# www.condodirect.com  Is it just me or is the website gone?



## sml2181 (Jun 30, 2008)

I have been trying to go to the website but the screen tells me there is an internal server error.

Is the website still there?


----------



## MULTIZ321 (Jun 30, 2008)

The website is still there.

Worked fine for me just a few minutes ago.


Richard


----------



## BM243923 (Jun 30, 2008)

Same here, just got into it.  Maybe it was down when you tried


----------



## sml2181 (Jun 30, 2008)

Thanks.

I have been trying for a few weeks now but I still get this same message.

Would anyone please be so kind to provide me with their phone number? 
At least I can call them then and ask about their availability.

Thanks!


----------



## The Conch Man (Jun 30, 2008)

Here is their #:

1-888-988-8222


----------



## sml2181 (Jun 30, 2008)

THANK YOU!!!


----------



## dioxide45 (Jun 30, 2008)

If you them saved as a favorite, try going directly to condodirect.com. We have a favorite and it no longer works. Going directly works. 

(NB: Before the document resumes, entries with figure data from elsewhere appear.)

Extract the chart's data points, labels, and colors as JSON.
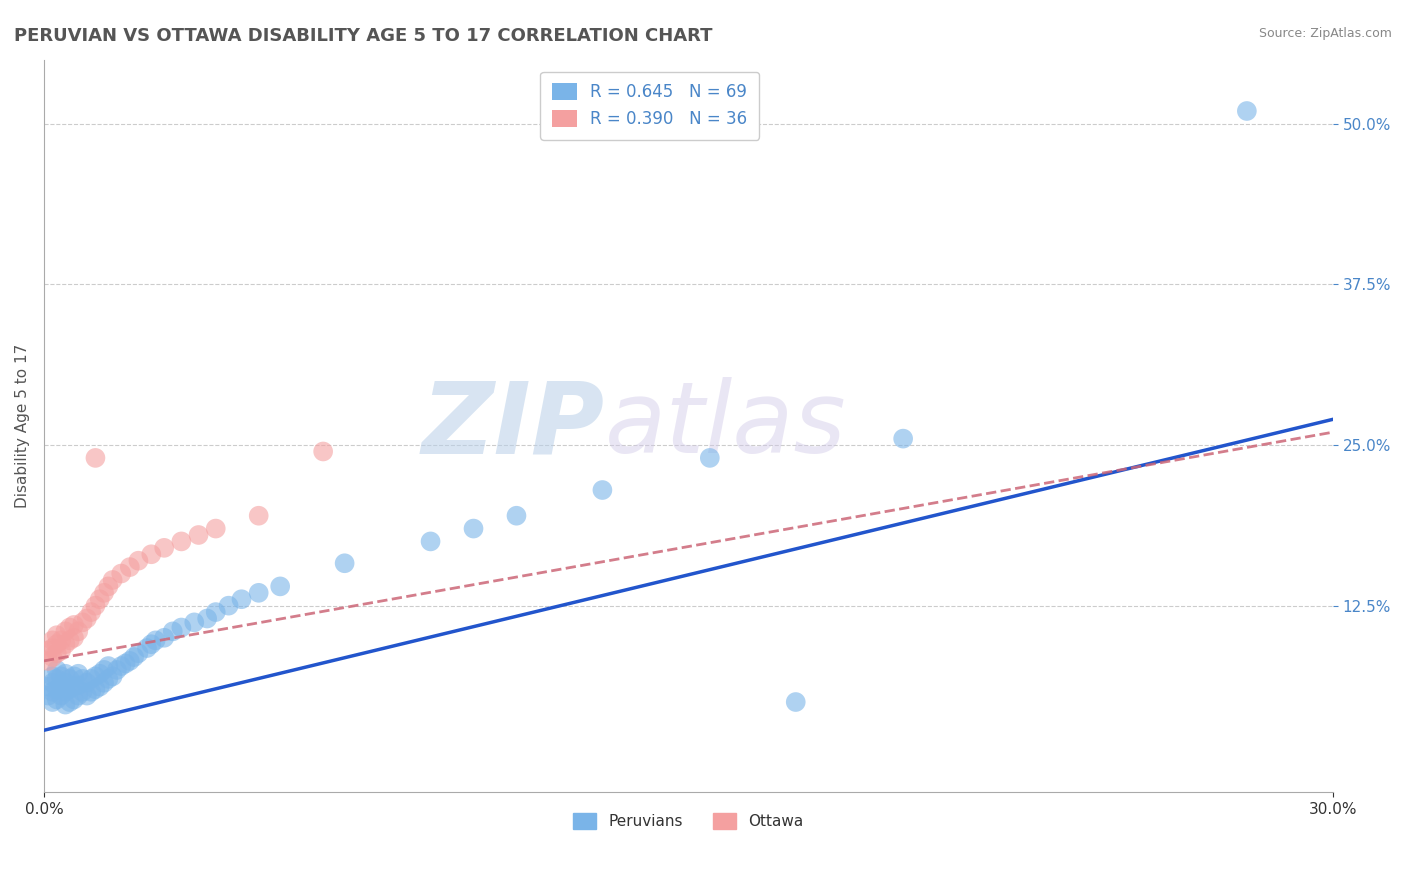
{
  "title": "PERUVIAN VS OTTAWA DISABILITY AGE 5 TO 17 CORRELATION CHART",
  "source": "Source: ZipAtlas.com",
  "ylabel": "Disability Age 5 to 17",
  "xlim": [
    0.0,
    0.3
  ],
  "ylim": [
    -0.02,
    0.55
  ],
  "ytick_positions": [
    0.125,
    0.25,
    0.375,
    0.5
  ],
  "blue_color": "#7ab4e8",
  "pink_color": "#f4a0a0",
  "blue_line_color": "#2255cc",
  "pink_line_color": "#cc6677",
  "legend_blue_label": "R = 0.645   N = 69",
  "legend_pink_label": "R = 0.390   N = 36",
  "legend_peruvians": "Peruvians",
  "legend_ottawa": "Ottawa",
  "watermark_zip": "ZIP",
  "watermark_atlas": "atlas",
  "background_color": "#ffffff",
  "grid_color": "#cccccc",
  "blue_line_x0": 0.0,
  "blue_line_y0": 0.028,
  "blue_line_x1": 0.3,
  "blue_line_y1": 0.27,
  "pink_line_x0": 0.0,
  "pink_line_y0": 0.082,
  "pink_line_x1": 0.3,
  "pink_line_y1": 0.26,
  "blue_scatter_x": [
    0.001,
    0.001,
    0.002,
    0.002,
    0.002,
    0.002,
    0.003,
    0.003,
    0.003,
    0.003,
    0.004,
    0.004,
    0.004,
    0.005,
    0.005,
    0.005,
    0.005,
    0.006,
    0.006,
    0.006,
    0.007,
    0.007,
    0.007,
    0.008,
    0.008,
    0.008,
    0.009,
    0.009,
    0.01,
    0.01,
    0.011,
    0.011,
    0.012,
    0.012,
    0.013,
    0.013,
    0.014,
    0.014,
    0.015,
    0.015,
    0.016,
    0.017,
    0.018,
    0.019,
    0.02,
    0.021,
    0.022,
    0.024,
    0.025,
    0.026,
    0.028,
    0.03,
    0.032,
    0.035,
    0.038,
    0.04,
    0.043,
    0.046,
    0.05,
    0.055,
    0.07,
    0.09,
    0.1,
    0.11,
    0.13,
    0.155,
    0.175,
    0.2,
    0.28
  ],
  "blue_scatter_y": [
    0.055,
    0.062,
    0.05,
    0.058,
    0.065,
    0.07,
    0.052,
    0.06,
    0.068,
    0.075,
    0.055,
    0.063,
    0.07,
    0.048,
    0.058,
    0.065,
    0.072,
    0.05,
    0.06,
    0.068,
    0.052,
    0.062,
    0.07,
    0.055,
    0.063,
    0.072,
    0.058,
    0.068,
    0.055,
    0.065,
    0.058,
    0.068,
    0.06,
    0.07,
    0.062,
    0.072,
    0.065,
    0.075,
    0.068,
    0.078,
    0.07,
    0.075,
    0.078,
    0.08,
    0.082,
    0.085,
    0.088,
    0.092,
    0.095,
    0.098,
    0.1,
    0.105,
    0.108,
    0.112,
    0.115,
    0.12,
    0.125,
    0.13,
    0.135,
    0.14,
    0.158,
    0.175,
    0.185,
    0.195,
    0.215,
    0.24,
    0.05,
    0.255,
    0.51
  ],
  "pink_scatter_x": [
    0.001,
    0.001,
    0.002,
    0.002,
    0.002,
    0.003,
    0.003,
    0.003,
    0.004,
    0.004,
    0.005,
    0.005,
    0.006,
    0.006,
    0.007,
    0.007,
    0.008,
    0.009,
    0.01,
    0.011,
    0.012,
    0.013,
    0.014,
    0.015,
    0.016,
    0.018,
    0.02,
    0.022,
    0.025,
    0.028,
    0.032,
    0.036,
    0.04,
    0.05,
    0.065,
    0.012
  ],
  "pink_scatter_y": [
    0.082,
    0.09,
    0.085,
    0.092,
    0.098,
    0.088,
    0.095,
    0.102,
    0.09,
    0.098,
    0.095,
    0.105,
    0.098,
    0.108,
    0.1,
    0.11,
    0.105,
    0.112,
    0.115,
    0.12,
    0.125,
    0.13,
    0.135,
    0.14,
    0.145,
    0.15,
    0.155,
    0.16,
    0.165,
    0.17,
    0.175,
    0.18,
    0.185,
    0.195,
    0.245,
    0.24
  ]
}
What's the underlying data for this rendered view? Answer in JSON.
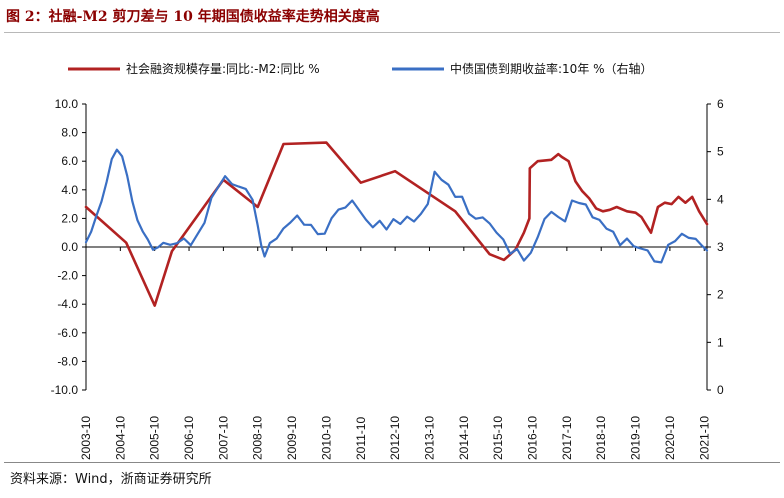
{
  "header": {
    "title": "图 2：社融-M2 剪刀差与 10 年期国债收益率走势相关度高"
  },
  "footer": {
    "source": "资料来源：Wind，浙商证券研究所"
  },
  "colors": {
    "red": "#b22222",
    "blue": "#3a6fc4",
    "title": "#8b0000"
  },
  "chart_data": {
    "type": "line",
    "title": "图 2：社融-M2 剪刀差与 10 年期国债收益率走势相关度高",
    "legend_position": "top",
    "grid": false,
    "y_left": {
      "ylim": [
        -10,
        10
      ],
      "ticks": [
        "10.0",
        "8.0",
        "6.0",
        "4.0",
        "2.0",
        "0.0",
        "-2.0",
        "-4.0",
        "-6.0",
        "-8.0",
        "-10.0"
      ]
    },
    "y_right": {
      "ylim": [
        0,
        6
      ],
      "ticks": [
        "6",
        "5",
        "4",
        "3",
        "2",
        "1",
        "0"
      ]
    },
    "x_ticks": [
      "2003-10",
      "2004-10",
      "2005-10",
      "2006-10",
      "2007-10",
      "2008-10",
      "2009-10",
      "2010-10",
      "2011-10",
      "2012-10",
      "2013-10",
      "2014-10",
      "2015-10",
      "2016-10",
      "2017-10",
      "2018-10",
      "2019-10",
      "2020-10",
      "2021-10"
    ],
    "series": [
      {
        "name": "社会融资规模存量:同比:-M2:同比 %",
        "axis": "left",
        "color": "#b22222",
        "x": [
          2003.75,
          2004.92,
          2005.75,
          2006.25,
          2007.75,
          2008.75,
          2009.5,
          2010.75,
          2011.75,
          2012.75,
          2014.5,
          2015.5,
          2015.92,
          2016.25,
          2016.5,
          2016.66,
          2016.67,
          2016.9,
          2017.3,
          2017.5,
          2017.6,
          2017.8,
          2018.0,
          2018.2,
          2018.4,
          2018.6,
          2018.8,
          2019.0,
          2019.2,
          2019.5,
          2019.75,
          2019.92,
          2020.2,
          2020.4,
          2020.6,
          2020.8,
          2021.0,
          2021.2,
          2021.4,
          2021.6,
          2021.83
        ],
        "values": [
          2.8,
          0.3,
          -4.1,
          -0.3,
          4.7,
          2.8,
          7.2,
          7.3,
          4.5,
          5.3,
          2.5,
          -0.5,
          -0.9,
          -0.2,
          1.0,
          2.0,
          5.5,
          6.0,
          6.1,
          6.5,
          6.3,
          6.0,
          4.6,
          3.9,
          3.4,
          2.7,
          2.5,
          2.6,
          2.8,
          2.5,
          2.4,
          2.1,
          1.0,
          2.8,
          3.1,
          3.0,
          3.5,
          3.1,
          3.5,
          2.5,
          1.6
        ]
      },
      {
        "name": "中债国债到期收益率:10年 %（右轴）",
        "axis": "right",
        "color": "#3a6fc4",
        "x": [
          2003.75,
          2003.9,
          2004.05,
          2004.2,
          2004.35,
          2004.5,
          2004.65,
          2004.8,
          2004.95,
          2005.1,
          2005.25,
          2005.4,
          2005.55,
          2005.7,
          2005.85,
          2006.0,
          2006.2,
          2006.4,
          2006.6,
          2006.8,
          2007.0,
          2007.2,
          2007.4,
          2007.6,
          2007.8,
          2008.0,
          2008.2,
          2008.4,
          2008.6,
          2008.75,
          2008.85,
          2008.95,
          2009.1,
          2009.3,
          2009.5,
          2009.7,
          2009.9,
          2010.1,
          2010.3,
          2010.5,
          2010.7,
          2010.9,
          2011.1,
          2011.3,
          2011.5,
          2011.7,
          2011.9,
          2012.1,
          2012.3,
          2012.5,
          2012.7,
          2012.9,
          2013.1,
          2013.3,
          2013.5,
          2013.7,
          2013.9,
          2014.1,
          2014.3,
          2014.5,
          2014.7,
          2014.9,
          2015.1,
          2015.3,
          2015.5,
          2015.7,
          2015.9,
          2016.1,
          2016.3,
          2016.5,
          2016.7,
          2016.9,
          2017.1,
          2017.3,
          2017.5,
          2017.7,
          2017.9,
          2018.1,
          2018.3,
          2018.5,
          2018.7,
          2018.9,
          2019.1,
          2019.3,
          2019.5,
          2019.7,
          2019.9,
          2020.1,
          2020.3,
          2020.5,
          2020.7,
          2020.9,
          2021.1,
          2021.3,
          2021.5,
          2021.7,
          2021.83
        ],
        "values": [
          3.1,
          3.3,
          3.6,
          3.9,
          4.3,
          4.8,
          5.0,
          4.9,
          4.5,
          4.0,
          3.6,
          3.4,
          3.2,
          3.0,
          3.0,
          3.1,
          3.0,
          3.05,
          3.1,
          3.0,
          3.2,
          3.5,
          4.0,
          4.3,
          4.5,
          4.4,
          4.3,
          4.3,
          4.0,
          3.5,
          3.0,
          2.8,
          3.0,
          3.15,
          3.3,
          3.5,
          3.6,
          3.5,
          3.45,
          3.35,
          3.3,
          3.7,
          3.8,
          3.9,
          3.95,
          3.8,
          3.5,
          3.4,
          3.45,
          3.35,
          3.5,
          3.5,
          3.6,
          3.6,
          3.7,
          4.0,
          4.6,
          4.5,
          4.3,
          4.1,
          4.0,
          3.7,
          3.5,
          3.6,
          3.4,
          3.3,
          3.1,
          2.9,
          2.95,
          2.8,
          2.9,
          3.3,
          3.6,
          3.8,
          3.6,
          3.55,
          3.9,
          3.9,
          3.8,
          3.6,
          3.5,
          3.4,
          3.3,
          3.1,
          3.2,
          3.1,
          3.0,
          3.0,
          2.7,
          2.7,
          3.0,
          3.1,
          3.2,
          3.15,
          3.1,
          3.0,
          2.9
        ]
      }
    ]
  }
}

I notice now that their site is different. Before their site was almost identical to II, now it is completely different. Do they still sell II's excess inventory?


----------



## sml2181 (Jun 30, 2008)

Thanks.

According to my computer it is a http 500 error.
Tried to resolve it but has not worked so far.

Did call them though and got the week I wanted, so thanks again 
Conch Man! 

(If anyone would know how to resolve a http 500 error, please feel free to contact me!!! I did the "help" thing and that did not work.)


----------



## MULTIZ321 (Jun 30, 2008)

SML,

See this link for resolving HTTP 500 errors


Richard


----------



## sml2181 (Jul 4, 2008)

Thanks Richard.

Tried everything - still do not get the website.


----------



## Icarus (Jul 4, 2008)

Try clearing your cache, and type the URL in directly.

The site comes up for me, but I've never visited there before.

-David


----------